La mujer se reunió con nosotros y observó a Matthew y su auto.
—No hay mucho que hacer aquí esta noche —dijo—. En la mañana podemos llamar para que los remolquen y descubrir qué necesitamos para componerlo. Puedo llevarlos de vuelta conmigo y darles un lugar para pasar la noche, pero si necesitan un hospital es otra cosa. Tendrán que viajar varias horas hacia la ciudad.

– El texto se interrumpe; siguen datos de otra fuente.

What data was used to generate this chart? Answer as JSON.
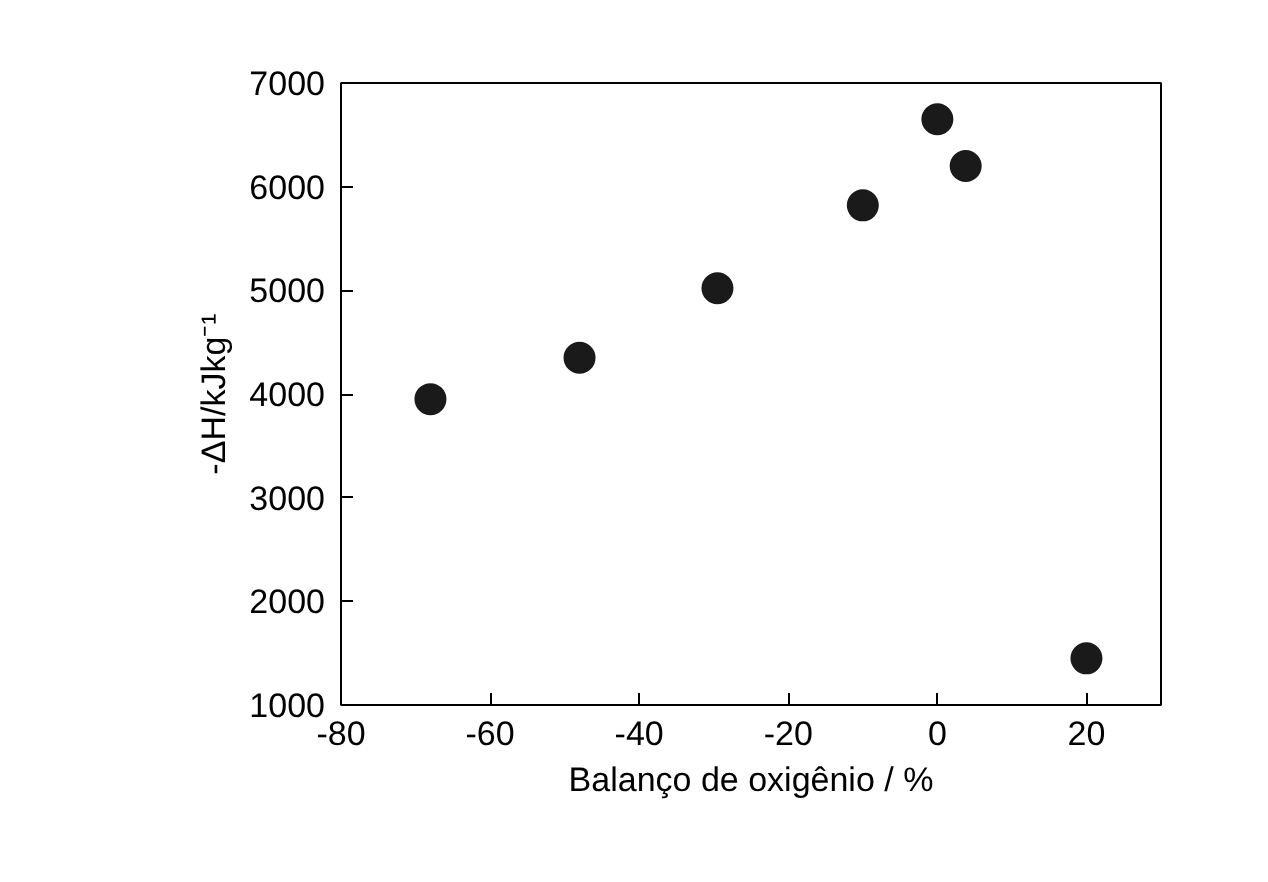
{
  "chart_data": {
    "type": "scatter",
    "xlabel": "Balanço de oxigênio / %",
    "ylabel": "-ΔH/kJkg⁻¹",
    "x": [
      -68,
      -48,
      -29.5,
      -10,
      0,
      3.8,
      20
    ],
    "series": [
      {
        "color": "#1a1a1a",
        "values": [
          3950,
          4350,
          5020,
          5820,
          6650,
          6200,
          1450
        ]
      }
    ],
    "xlim": [
      -80,
      30
    ],
    "ylim": [
      1000,
      7000
    ],
    "xticks": [
      -80,
      -60,
      -40,
      -20,
      0,
      20
    ],
    "yticks": [
      1000,
      2000,
      3000,
      4000,
      5000,
      6000,
      7000
    ],
    "grid": false,
    "marker": "circle"
  }
}
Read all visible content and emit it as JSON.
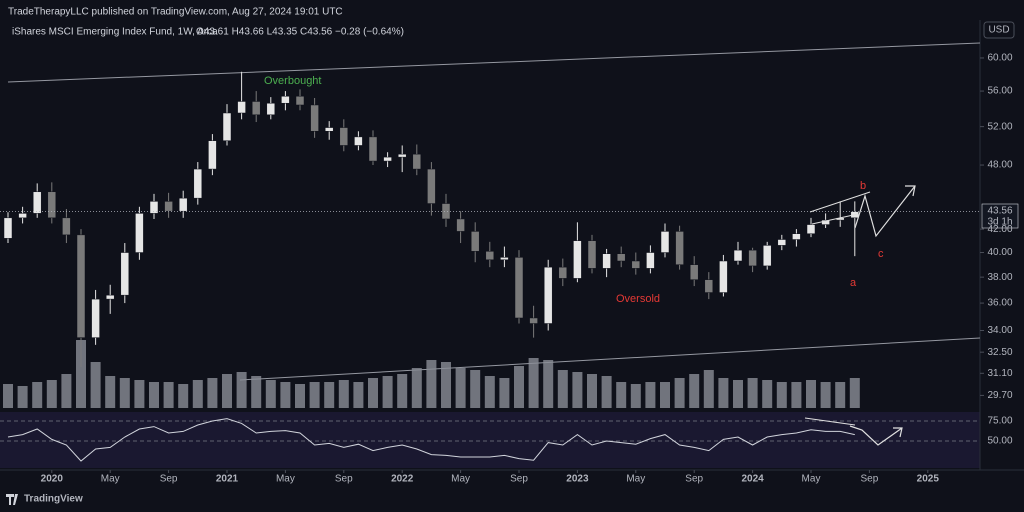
{
  "header": {
    "publisher": "TradeTherapyLLC published on TradingView.com, Aug 27, 2024 19:01 UTC",
    "brand": "TradingView"
  },
  "chart_data": {
    "type": "candlestick",
    "title": "iShares MSCI Emerging Index Fund, 1W, Arca",
    "ohlc_legend": "O43.61 H43.66 L43.35 C43.56 −0.28 (−0.64%)",
    "currency": "USD",
    "countdown": "3d 1h",
    "log_scale": true,
    "up_color": "#e6e6e6",
    "down_color": "#7a7a7a",
    "x": [
      "2019-10",
      "2019-11",
      "2019-12",
      "2020-01",
      "2020-02",
      "2020-03",
      "2020-04",
      "2020-05",
      "2020-06",
      "2020-07",
      "2020-08",
      "2020-09",
      "2020-10",
      "2020-11",
      "2020-12",
      "2021-01",
      "2021-02",
      "2021-03",
      "2021-04",
      "2021-05",
      "2021-06",
      "2021-07",
      "2021-08",
      "2021-09",
      "2021-10",
      "2021-11",
      "2021-12",
      "2022-01",
      "2022-02",
      "2022-03",
      "2022-04",
      "2022-05",
      "2022-06",
      "2022-07",
      "2022-08",
      "2022-09",
      "2022-10",
      "2022-11",
      "2022-12",
      "2023-01",
      "2023-02",
      "2023-03",
      "2023-04",
      "2023-05",
      "2023-06",
      "2023-07",
      "2023-08",
      "2023-09",
      "2023-10",
      "2023-11",
      "2023-12",
      "2024-01",
      "2024-02",
      "2024-03",
      "2024-04",
      "2024-05",
      "2024-06",
      "2024-07",
      "2024-08"
    ],
    "open": [
      41.2,
      43.0,
      43.4,
      45.4,
      43.0,
      41.5,
      33.5,
      36.3,
      36.6,
      40.0,
      43.4,
      44.5,
      43.6,
      44.8,
      47.6,
      50.5,
      53.5,
      54.8,
      53.3,
      54.6,
      55.4,
      54.4,
      51.5,
      51.9,
      50.0,
      50.9,
      48.4,
      48.8,
      49.1,
      47.6,
      44.3,
      42.9,
      41.8,
      40.1,
      39.4,
      39.6,
      34.9,
      34.5,
      38.8,
      37.9,
      41.0,
      38.7,
      39.9,
      39.3,
      38.7,
      40.0,
      41.8,
      39.0,
      37.8,
      36.8,
      39.3,
      40.2,
      38.9,
      40.6,
      41.1,
      41.6,
      42.4,
      42.8,
      43.0
    ],
    "high": [
      43.5,
      44.0,
      46.2,
      46.3,
      43.8,
      42.0,
      37.0,
      37.4,
      40.8,
      44.0,
      45.2,
      45.3,
      45.5,
      48.3,
      51.2,
      54.5,
      58.3,
      56.0,
      55.3,
      56.0,
      56.2,
      55.2,
      52.6,
      52.8,
      51.5,
      51.6,
      49.3,
      50.0,
      50.1,
      48.3,
      45.2,
      43.6,
      42.6,
      40.9,
      40.5,
      40.2,
      35.8,
      39.4,
      39.5,
      42.6,
      41.5,
      40.3,
      40.5,
      40.0,
      40.6,
      42.5,
      42.3,
      39.7,
      38.4,
      39.8,
      40.9,
      40.4,
      40.9,
      41.5,
      42.0,
      43.0,
      43.4,
      44.5,
      44.5
    ],
    "low": [
      40.8,
      42.5,
      43.0,
      42.5,
      40.8,
      31.5,
      33.0,
      35.2,
      36.0,
      39.4,
      42.9,
      43.0,
      43.0,
      44.2,
      47.0,
      50.0,
      52.8,
      52.5,
      52.8,
      53.8,
      53.8,
      50.8,
      50.6,
      49.4,
      49.5,
      48.0,
      47.8,
      47.3,
      47.0,
      43.2,
      42.2,
      40.8,
      39.2,
      38.8,
      38.8,
      34.5,
      33.5,
      34.0,
      37.3,
      37.6,
      38.3,
      38.0,
      38.8,
      38.2,
      38.3,
      39.6,
      38.6,
      37.3,
      36.3,
      36.5,
      39.0,
      38.4,
      38.6,
      40.2,
      40.5,
      41.3,
      42.1,
      42.2,
      39.7
    ],
    "close": [
      43.0,
      43.4,
      45.4,
      43.0,
      41.5,
      33.5,
      36.3,
      36.6,
      40.0,
      43.4,
      44.5,
      43.6,
      44.8,
      47.6,
      50.5,
      53.5,
      54.8,
      53.3,
      54.6,
      55.4,
      54.4,
      51.5,
      51.9,
      50.0,
      50.9,
      48.4,
      48.8,
      49.1,
      47.6,
      44.3,
      42.9,
      41.8,
      40.1,
      39.4,
      39.6,
      34.9,
      34.5,
      38.8,
      37.9,
      41.0,
      38.7,
      39.9,
      39.3,
      38.7,
      40.0,
      41.8,
      39.0,
      37.8,
      36.8,
      39.3,
      40.2,
      38.9,
      40.6,
      41.1,
      41.6,
      42.4,
      42.8,
      43.0,
      43.56
    ],
    "volume": [
      120,
      110,
      130,
      140,
      170,
      340,
      230,
      160,
      150,
      140,
      130,
      130,
      120,
      140,
      150,
      170,
      180,
      160,
      140,
      130,
      120,
      130,
      130,
      140,
      130,
      150,
      160,
      170,
      200,
      240,
      230,
      200,
      190,
      160,
      150,
      210,
      250,
      240,
      190,
      180,
      170,
      160,
      130,
      120,
      130,
      130,
      150,
      170,
      190,
      150,
      140,
      150,
      140,
      130,
      130,
      140,
      130,
      130,
      150
    ],
    "volume_ylim": [
      0,
      700
    ],
    "rsi": [
      55,
      58,
      65,
      52,
      45,
      25,
      40,
      42,
      55,
      65,
      68,
      60,
      62,
      70,
      75,
      78,
      72,
      60,
      62,
      63,
      60,
      45,
      47,
      42,
      46,
      38,
      42,
      45,
      40,
      33,
      32,
      30,
      30,
      30,
      32,
      28,
      26,
      48,
      45,
      58,
      45,
      50,
      48,
      46,
      53,
      58,
      45,
      42,
      38,
      52,
      55,
      45,
      55,
      58,
      60,
      64,
      62,
      62,
      58
    ],
    "rsi_ylim": [
      13.75,
      88.75
    ],
    "rsi_yticks": [
      {
        "value": 75,
        "label": "75.00"
      },
      {
        "value": 50,
        "label": "50.00"
      }
    ],
    "ylim": [
      28.93,
      62.29
    ],
    "yticks": [
      {
        "value": 60,
        "label": "60.00"
      },
      {
        "value": 56,
        "label": "56.00"
      },
      {
        "value": 52,
        "label": "52.00"
      },
      {
        "value": 48,
        "label": "48.00"
      },
      {
        "value": 42,
        "label": "42.00"
      },
      {
        "value": 40,
        "label": "40.00"
      },
      {
        "value": 38,
        "label": "38.00"
      },
      {
        "value": 36,
        "label": "36.00"
      },
      {
        "value": 34,
        "label": "34.00"
      },
      {
        "value": 32.5,
        "label": "32.50"
      },
      {
        "value": 31.1,
        "label": "31.10"
      },
      {
        "value": 29.7,
        "label": "29.70"
      }
    ],
    "xticks": [
      {
        "value": "2020-01",
        "label": "2020"
      },
      {
        "value": "2020-05",
        "label": "May"
      },
      {
        "value": "2020-09",
        "label": "Sep"
      },
      {
        "value": "2021-01",
        "label": "2021"
      },
      {
        "value": "2021-05",
        "label": "May"
      },
      {
        "value": "2021-09",
        "label": "Sep"
      },
      {
        "value": "2022-01",
        "label": "2022"
      },
      {
        "value": "2022-05",
        "label": "May"
      },
      {
        "value": "2022-09",
        "label": "Sep"
      },
      {
        "value": "2023-01",
        "label": "2023"
      },
      {
        "value": "2023-05",
        "label": "May"
      },
      {
        "value": "2023-09",
        "label": "Sep"
      },
      {
        "value": "2024-01",
        "label": "2024"
      },
      {
        "value": "2024-05",
        "label": "May"
      },
      {
        "value": "2024-09",
        "label": "Sep"
      },
      {
        "value": "2025-01",
        "label": "2025"
      }
    ],
    "annotations": {
      "overbought": "Overbought",
      "oversold": "Oversold",
      "a": "a",
      "b": "b",
      "c": "c"
    }
  }
}
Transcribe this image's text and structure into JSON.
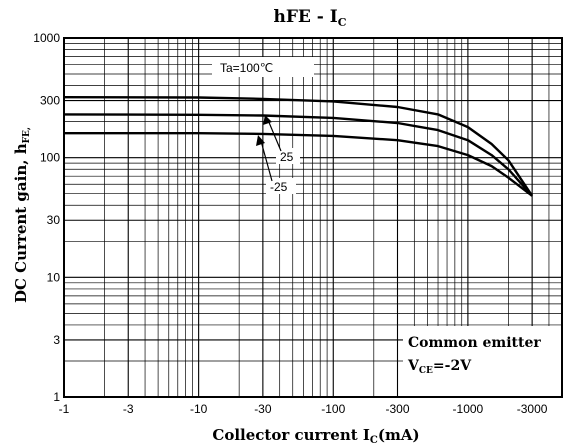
{
  "chart_data": {
    "type": "line",
    "title": {
      "main": "hFE - I",
      "sub": "C"
    },
    "xlabel": {
      "main": "Collector current I",
      "sub": "C",
      "tail": "(mA)"
    },
    "ylabel": {
      "main": "DC Current gain, h",
      "sub": "FE,"
    },
    "x_scale": "log",
    "y_scale": "log",
    "xlim": [
      -1,
      -5000
    ],
    "ylim": [
      1,
      1000
    ],
    "x_ticks": [
      {
        "value": 1,
        "label": "-1"
      },
      {
        "value": 3,
        "label": "-3"
      },
      {
        "value": 10,
        "label": "-10"
      },
      {
        "value": 30,
        "label": "-30"
      },
      {
        "value": 100,
        "label": "-100"
      },
      {
        "value": 300,
        "label": "-300"
      },
      {
        "value": 1000,
        "label": "-1000"
      },
      {
        "value": 3000,
        "label": "-3000"
      }
    ],
    "y_ticks": [
      {
        "value": 1,
        "label": "1"
      },
      {
        "value": 3,
        "label": "3"
      },
      {
        "value": 10,
        "label": "10"
      },
      {
        "value": 30,
        "label": "30"
      },
      {
        "value": 100,
        "label": "100"
      },
      {
        "value": 300,
        "label": "300"
      },
      {
        "value": 1000,
        "label": "1000"
      }
    ],
    "grid": true,
    "series": [
      {
        "label": "Ta=100℃",
        "x": [
          1,
          10,
          30,
          100,
          300,
          600,
          1000,
          1500,
          2000,
          3000
        ],
        "y": [
          320,
          318,
          310,
          295,
          265,
          230,
          180,
          130,
          95,
          48
        ]
      },
      {
        "label": "25",
        "x": [
          1,
          10,
          30,
          100,
          300,
          600,
          1000,
          1500,
          2000,
          3000
        ],
        "y": [
          230,
          228,
          225,
          215,
          195,
          170,
          140,
          105,
          80,
          48
        ]
      },
      {
        "label": "-25",
        "x": [
          1,
          10,
          30,
          100,
          300,
          600,
          1000,
          1500,
          2000,
          3000
        ],
        "y": [
          160,
          160,
          158,
          152,
          140,
          125,
          105,
          85,
          68,
          48
        ]
      }
    ],
    "annotations": [
      {
        "text": "Common emitter"
      },
      {
        "text_main": "V",
        "text_sub": "CE",
        "text_tail": "=-2V"
      }
    ]
  }
}
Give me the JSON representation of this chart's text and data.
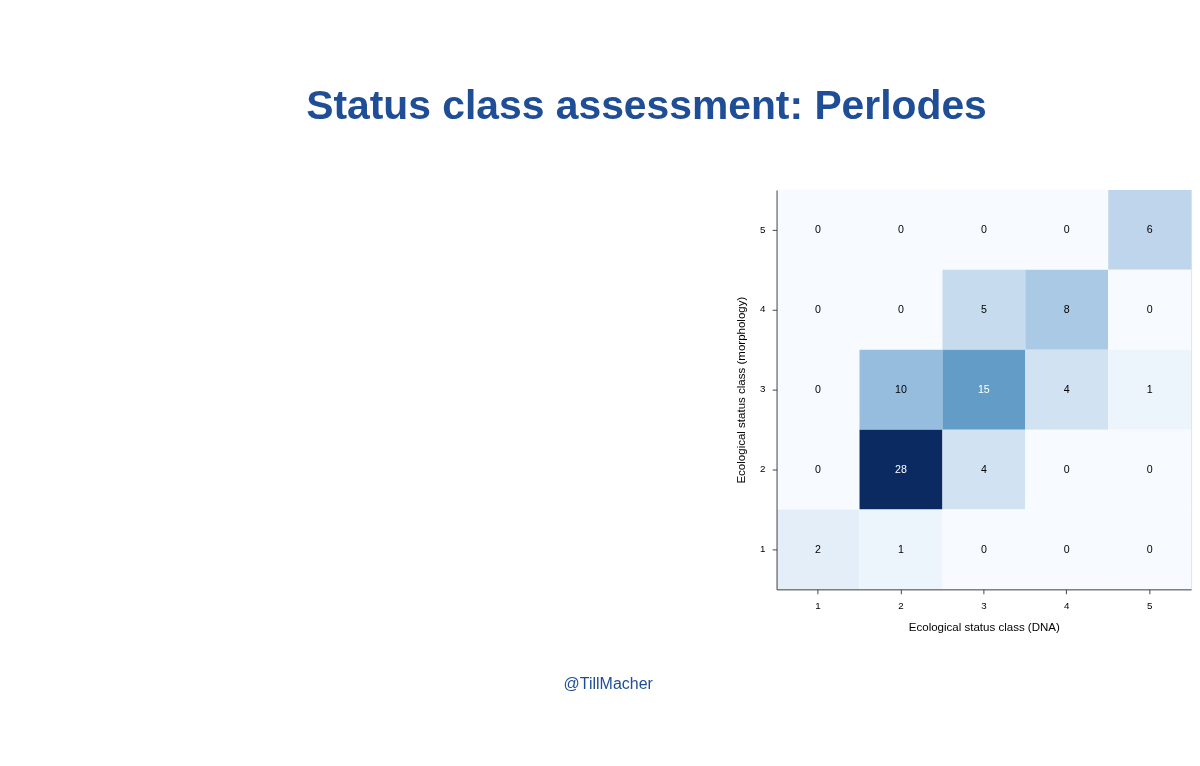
{
  "chart_data": {
    "type": "heatmap",
    "title": "Status class assessment: Perlodes",
    "xlabel": "Ecological status class (DNA)",
    "ylabel": "Ecological status class (morphology)",
    "categories": [
      "1",
      "2",
      "3",
      "4",
      "5"
    ],
    "y_categories": [
      "5",
      "4",
      "3",
      "2",
      "1"
    ],
    "cells": [
      [
        0,
        0,
        0,
        0,
        6
      ],
      [
        0,
        0,
        5,
        8,
        0
      ],
      [
        0,
        10,
        15,
        4,
        1
      ],
      [
        0,
        28,
        4,
        0,
        0
      ],
      [
        2,
        1,
        0,
        0,
        0
      ]
    ],
    "data_labels": true,
    "annotations": [
      "@TillMacher"
    ]
  }
}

—No lo necesitamos —dijo Matthew con voz ronca mientras se sentaba, adormilado.
Pensé en protestar, en insistir en que Matthew viera a un doctor, pero sabía que lo había curado, y si insistía tendría que responder preguntas que no quería que salieran a la luz. A menos que ya sospechara, no había manera de que Rafe supiera lo que había visto, que comprendiera lo que le había ocurrido a Matthew. Sin embargo, de repente me sentí expuesta.
Matthew estaba estirándose, bostezando, girando la muñeca derecha. Alcancé a ver un destello de confusión y también vi el momento en que lo apartó. Cuando se levantó, le faltó el equilibrio y Rafe le ofreció un brazo. Yo me quedé donde estaba.
—¿Podemos dejar el auto aquí toda la noche? —preguntó Matthew, aceptando el brazo de Rafe sin percibir de dónde venía—. ¿No le pasará nada?
—No, mientras el cofre siga humeando. Tampoco si lo cierran bien.
Matthew asintió. Llevó otra vez la mirada hacia su muñeca mientras la flexionaba y después vio a la mujer.
—Mañana les daré un estimado —dijo ella—. Veremos cuánto les van a costar las reparaciones y cuánto tiempo van a tardar.